Meb Keflezighi, the American with an odd-sounding name, dropped Kennedy halfway in and ran 27:13.98, breaking a record that stood for 15 years. To do it, Meb took an astounding 40 seconds off his previous best at the distance. It was unexpected, to say the very least.
The circumstances on Saturday night were eerily similar to 2001. At the very same meet, and only a couple days shy of the anniversary that the 10,000 meter record was last set, Galen Rupp lined up in Kennedy’s shoes, projected to set the record. As we can only now know, Chris Solinsky played Keflezighi’s role of spoiler.
It was one of the things Solinsky and Keflezighi chatted about late Monday night, as the new record holder finally returned the former’s flurry of congratulatory voice, text and, yes, even twitter messages.
So what’d the conversation sound like?
“I congratulated him and he thanked me,” Keflezighi told me last night, a couple minutes after their call ended. “He said I was an inspiration to him as a young runner. I felt honored that I could be a small part of the record.”
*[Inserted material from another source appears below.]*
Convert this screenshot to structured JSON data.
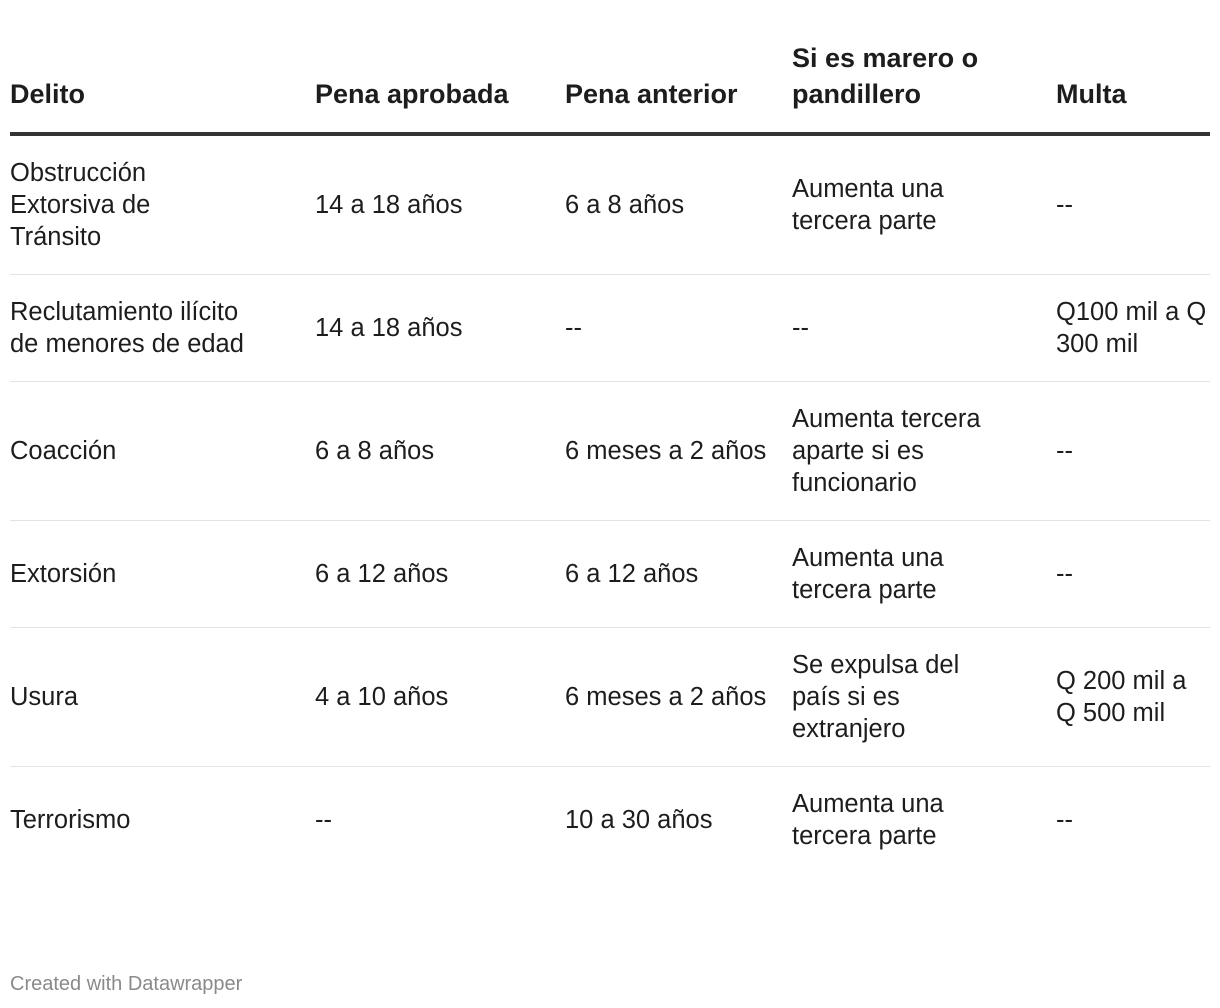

They also talked about the parallel circumstances heading into their respective races, and how the unexpected can always happen.
“The race was set up for Bob Kennedy,” Keflezighi recalled. “But that’s why we race.”
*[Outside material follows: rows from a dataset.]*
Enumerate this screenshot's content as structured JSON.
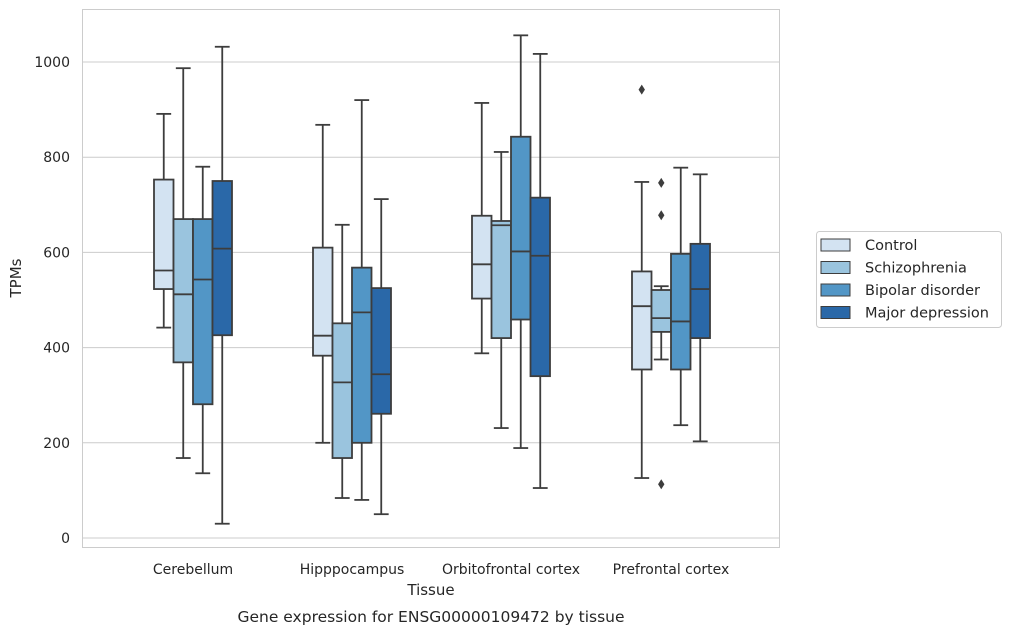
{
  "chart_data": {
    "type": "boxplot",
    "caption": "Gene expression for ENSG00000109472 by tissue",
    "xlabel": "Tissue",
    "ylabel": "TPMs",
    "ylim": [
      -20,
      1110
    ],
    "yticks": [
      0,
      200,
      400,
      600,
      800,
      1000
    ],
    "grid": true,
    "legend_position": "right",
    "categories": [
      "Cerebellum",
      "Hipppocampus",
      "Orbitofrontal cortex",
      "Prefrontal cortex"
    ],
    "series": [
      {
        "name": "Control",
        "color": "#d3e3f2",
        "boxes": [
          {
            "whislo": 442,
            "q1": 523,
            "med": 562,
            "q3": 753,
            "whishi": 891,
            "fliers": []
          },
          {
            "whislo": 200,
            "q1": 383,
            "med": 425,
            "q3": 610,
            "whishi": 868,
            "fliers": []
          },
          {
            "whislo": 388,
            "q1": 503,
            "med": 575,
            "q3": 677,
            "whishi": 914,
            "fliers": []
          },
          {
            "whislo": 126,
            "q1": 354,
            "med": 487,
            "q3": 560,
            "whishi": 748,
            "fliers": [
              942
            ]
          }
        ]
      },
      {
        "name": "Schizophrenia",
        "color": "#9ac4de",
        "boxes": [
          {
            "whislo": 168,
            "q1": 369,
            "med": 512,
            "q3": 670,
            "whishi": 987,
            "fliers": []
          },
          {
            "whislo": 84,
            "q1": 168,
            "med": 327,
            "q3": 451,
            "whishi": 658,
            "fliers": []
          },
          {
            "whislo": 231,
            "q1": 420,
            "med": 657,
            "q3": 666,
            "whishi": 811,
            "fliers": []
          },
          {
            "whislo": 375,
            "q1": 433,
            "med": 462,
            "q3": 521,
            "whishi": 529,
            "fliers": [
              113,
              678,
              746
            ]
          }
        ]
      },
      {
        "name": "Bipolar disorder",
        "color": "#5296c6",
        "boxes": [
          {
            "whislo": 136,
            "q1": 281,
            "med": 543,
            "q3": 670,
            "whishi": 780,
            "fliers": []
          },
          {
            "whislo": 80,
            "q1": 200,
            "med": 474,
            "q3": 568,
            "whishi": 920,
            "fliers": []
          },
          {
            "whislo": 189,
            "q1": 459,
            "med": 602,
            "q3": 843,
            "whishi": 1056,
            "fliers": []
          },
          {
            "whislo": 237,
            "q1": 354,
            "med": 455,
            "q3": 597,
            "whishi": 778,
            "fliers": []
          }
        ]
      },
      {
        "name": "Major depression",
        "color": "#2a68a8",
        "boxes": [
          {
            "whislo": 30,
            "q1": 426,
            "med": 608,
            "q3": 750,
            "whishi": 1032,
            "fliers": []
          },
          {
            "whislo": 50,
            "q1": 261,
            "med": 344,
            "q3": 525,
            "whishi": 712,
            "fliers": []
          },
          {
            "whislo": 105,
            "q1": 340,
            "med": 593,
            "q3": 715,
            "whishi": 1017,
            "fliers": []
          },
          {
            "whislo": 203,
            "q1": 420,
            "med": 523,
            "q3": 618,
            "whishi": 764,
            "fliers": []
          }
        ]
      }
    ],
    "line_color": "#3d3d3d",
    "grid_color": "#cccccc",
    "frame_color": "#cccccc"
  }
}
Keflezighi also said that he was surprised his record had lasted as long as it did. He himself attempted to break 27 minutes several times in Europe in subsequent years but the conditions were never ideal.
Looking forward now, Keflezighi is quick to mention that he’s not permanently handing the baton to Solinsky and believes his fastest days are still ahead of him:
“I’m not retired. I’m still competing. My best years are still ahead of me. Can I run faster in the 10K? I believe I can.”